Stadtentwicklung unter Schrumpfungsbedingungen: ein aktuelles Thema?
Wohnungsdefizite in wachsenden Großstädten, Neubauprogramme und der Erhalt bezahlbaren Wohnraums stehen aktuell im Vordergrund der Stadtentwicklungsdebatten. Anfang des Millenniums dagegen war der Umgang mit urbaner Schrumpfung ein Fokus von stadtentwicklungspolitischen Diskussionen. Dieser Beitrag zeigt auf, wie es dazu gekommen ist, welche Politiken und Strategien entwickelt und welche Handlungsmöglichkeiten ausgeschöpft werden. Dazu wird auf erfolgreiche Beispiele aus der Praxis eingegangen. Abschließend werden die aktuellen Herausforderungen und zukünftige Handlungsfelder skizziert. Denn der Umgang mit Schrumpfung ist und bleibt ein aktuelles Thema – zumindest für Landgemeinden, Klein- und Mittelstädte in strukturschwachen Regionen.
Zwar gab es 2015 in Deutschland das höchste Bevölkerungswachstum seit 1992. Das lag aber allein an der Zuwanderung aus dem Ausland. Langfristig erwarten Statistiker keine Auswirkung auf regionale Entwicklungstrends. Im Gegenteil: Zuwanderung verstärkt eher die ungleiche Entwicklung zwischen stark wachsenden Großstädten mit ihren Ballungsräumen und schrumpfenden Klein- und Mittelstädten.

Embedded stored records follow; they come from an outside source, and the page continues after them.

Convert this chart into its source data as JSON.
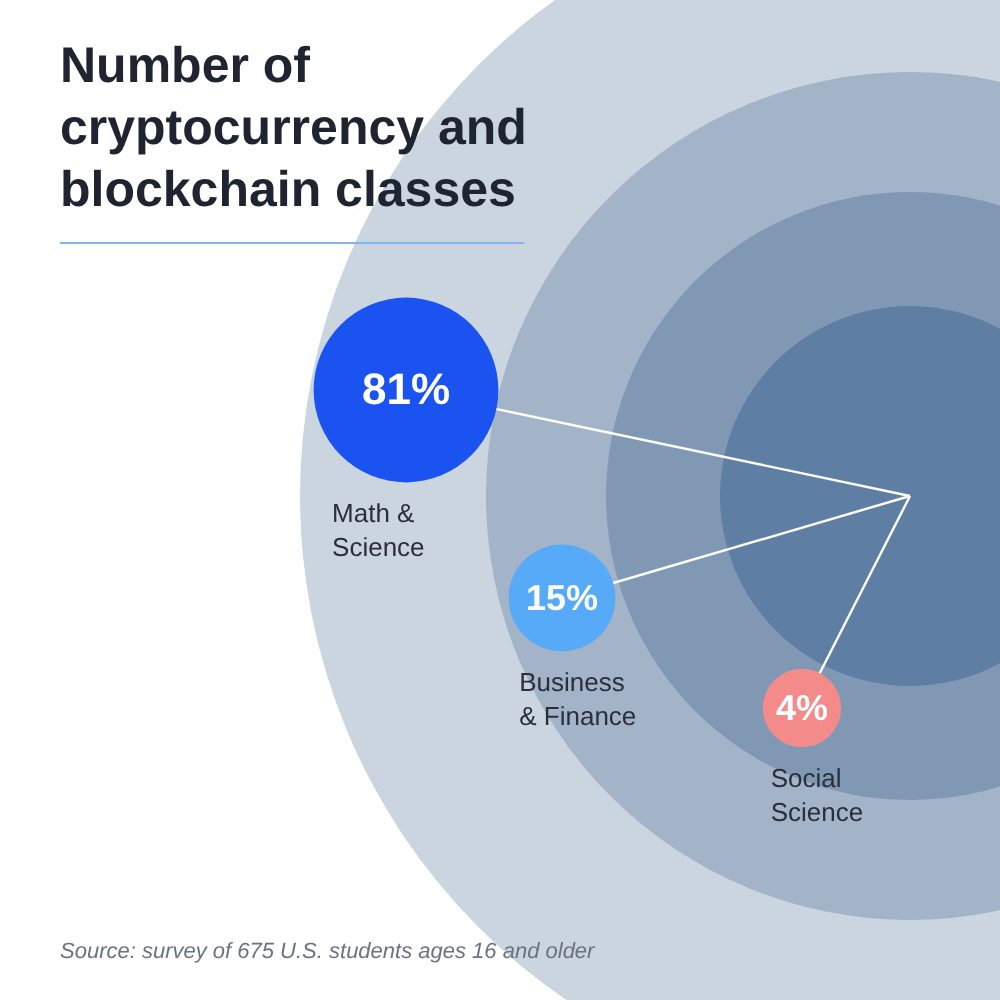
{
  "chart_data": {
    "type": "other",
    "title": "Number of cryptocurrency and blockchain classes",
    "categories": [
      "Math & Science",
      "Business & Finance",
      "Social Science"
    ],
    "values": [
      81,
      15,
      4
    ],
    "value_labels": [
      "81%",
      "15%",
      "4%"
    ],
    "colors": [
      "#1a53f0",
      "#57aaf8",
      "#f28b8a"
    ],
    "annotations": [
      "Source: survey of 675 U.S. students ages 16 and older"
    ]
  }
}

Eine gleichmäßigere räumliche Entwicklung und Verteilung der Bevölkerung zeichnet sich momentan nicht ab. Im Zusammenhang mit der Unterbringung und Integration von Flüchtlingen und Asylbewerbern werden zwar Chancen und Hemmnisse für eine Steuerung diskutiert. Im Folgenden soll es aber nicht um übergeordnete Strategien der Wirtschaftsentwicklung, Zuwanderungspolitik oder des Stadtmarketings gehen, die anstreben, Entwicklungstendenzen zu ändern. Vielmehr soll der stadtplanerische Umgang mit dem Entwicklungstrend Schrumpfung aufgezeigt werden.

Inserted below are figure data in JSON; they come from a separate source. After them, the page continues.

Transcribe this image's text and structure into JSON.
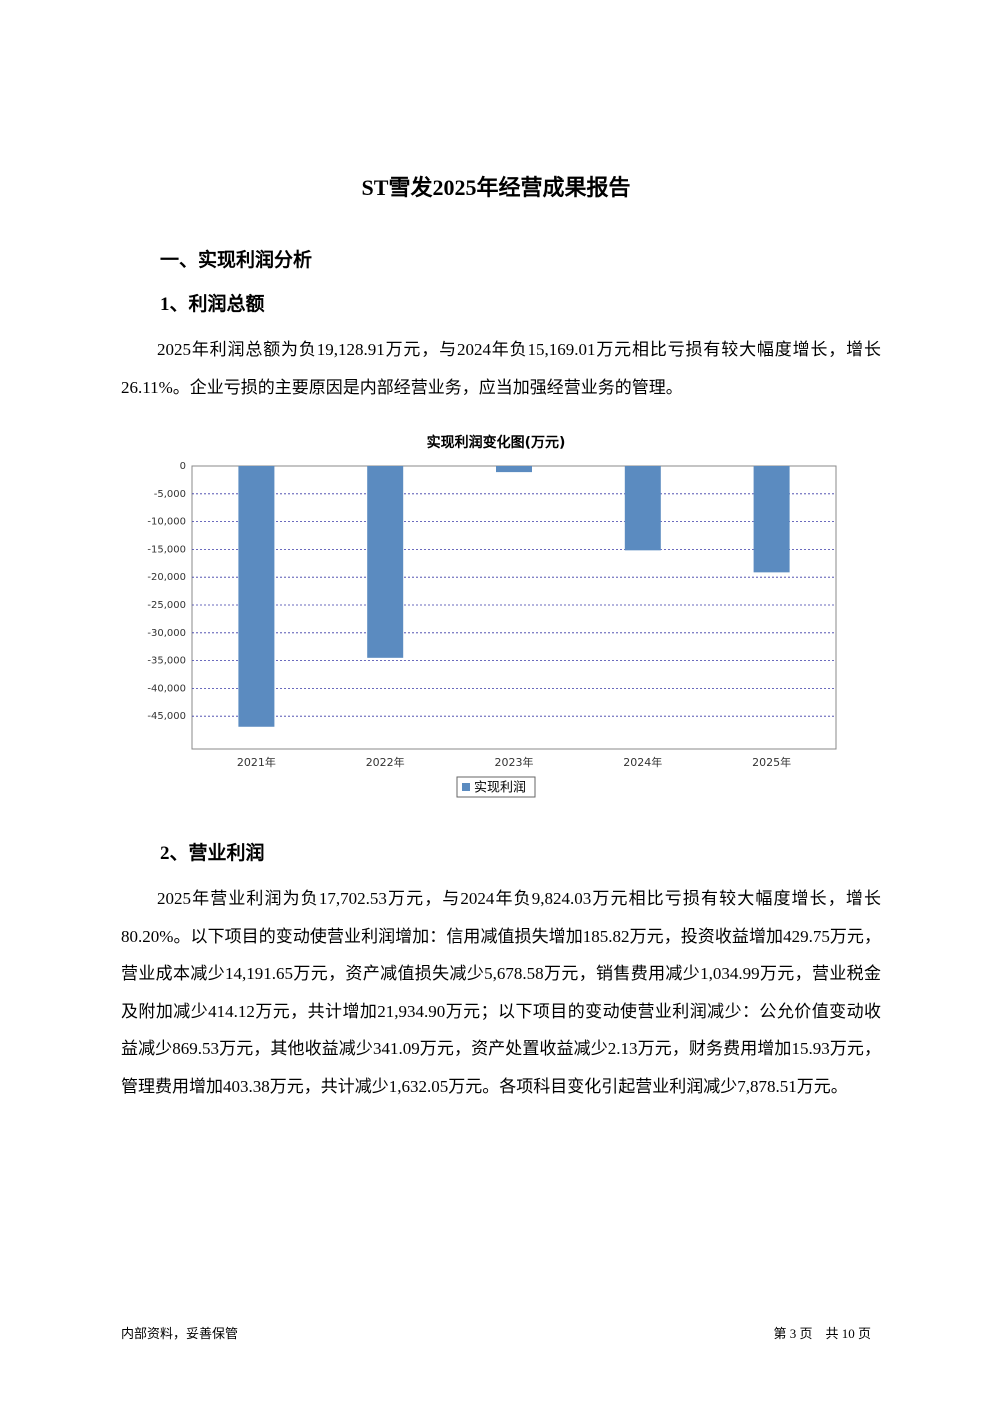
{
  "title": "ST雪发2025年经营成果报告",
  "section_heading": "一、实现利润分析",
  "subsections": [
    {
      "heading": "1、利润总额",
      "paragraph": "2025年利润总额为负19,128.91万元，与2024年负15,169.01万元相比亏损有较大幅度增长，增长26.11%。企业亏损的主要原因是内部经营业务，应当加强经营业务的管理。"
    },
    {
      "heading": "2、营业利润",
      "paragraph": "2025年营业利润为负17,702.53万元，与2024年负9,824.03万元相比亏损有较大幅度增长，增长80.20%。以下项目的变动使营业利润增加：信用减值损失增加185.82万元，投资收益增加429.75万元，营业成本减少14,191.65万元，资产减值损失减少5,678.58万元，销售费用减少1,034.99万元，营业税金及附加减少414.12万元，共计增加21,934.90万元；以下项目的变动使营业利润减少：公允价值变动收益减少869.53万元，其他收益减少341.09万元，资产处置收益减少2.13万元，财务费用增加15.93万元，管理费用增加403.38万元，共计减少1,632.05万元。各项科目变化引起营业利润减少7,878.51万元。"
    }
  ],
  "chart_data": {
    "type": "bar",
    "title": "实现利润变化图(万元)",
    "categories": [
      "2021年",
      "2022年",
      "2023年",
      "2024年",
      "2025年"
    ],
    "series": [
      {
        "name": "实现利润",
        "color": "#5b8bc0",
        "values": [
          -46900,
          -34500,
          -1100,
          -15169.01,
          -19128.91
        ]
      }
    ],
    "ylim": [
      -50900,
      0
    ],
    "yticks": [
      0,
      {
        "value": -5000,
        "label": "-5,000"
      },
      {
        "value": -10000,
        "label": "-10,000"
      },
      {
        "value": -15000,
        "label": "-15,000"
      },
      {
        "value": -20000,
        "label": "-20,000"
      },
      {
        "value": -25000,
        "label": "-25,000"
      },
      {
        "value": -30000,
        "label": "-30,000"
      },
      {
        "value": -35000,
        "label": "-35,000"
      },
      {
        "value": -40000,
        "label": "-40,000"
      },
      {
        "value": -45000,
        "label": "-45,000"
      }
    ],
    "grid": true,
    "legend": "bottom"
  },
  "footer": {
    "left": "内部资料，妥善保管",
    "right": "第 3 页　共 10 页"
  }
}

Auch wenn es einigen, vor allem größeren Städten wie Leipzig, Erfurt, Jena und Rostock nach einem Jahrzehnt des Bevölkerungsverlustes gelungen ist, auf den Wachstumspfad zurückzukehren, so werden sie die Ausnahme bleiben. Die Statistiken sprechen eindeutig dafür, dass Bevölkerungs- und Haushaltsrückgänge und damit auch Leerstände bis 2030 vielerorts dramatisch zunehmen.
Umgang mit Schrumpfung in Deutschland: Ausgangspunkt und staatliche Unterstützung
Die stadtplanerische Auseinandersetzung mit Schrumpfung begann in Deutschland um die Jahrtausendwende. Die meisten ostdeutschen Städte waren von drastischen Bevölkerungsverlusten betroffen. In Ostdeutschland standen 1 Mio. Wohnungen leer. Wohnungsleerstand war in unsanierten Altbauten bereits zu DDR-Zeiten verbreitet. Nun waren jedoch auch viele Wohnungen in den Plattenbaugebieten unbewohnt. Das brachte die kommunalen Wohnungsunternehmen in finanzielle Schwierigkeiten. Von ihrer Insolvenz wären die Kommunen als Anteilseigner und einige Landesbanken als Kreditgeber betroffen gewesen.
Im Jahr 2000 veröffentlichte eine vom Bund beauftragte Kommission die Expertise „Wohnungswirtschaftlicher Strukturwandel in den Neuen Ländern“. Die Kommission empfahl eine planerische Auseinandersetzung mit Schrumpfung sowie die staatliche Förderung von Wohnungsabriss einerseits, von Investitionen in Altbauten und historische Innenstädte andererseits.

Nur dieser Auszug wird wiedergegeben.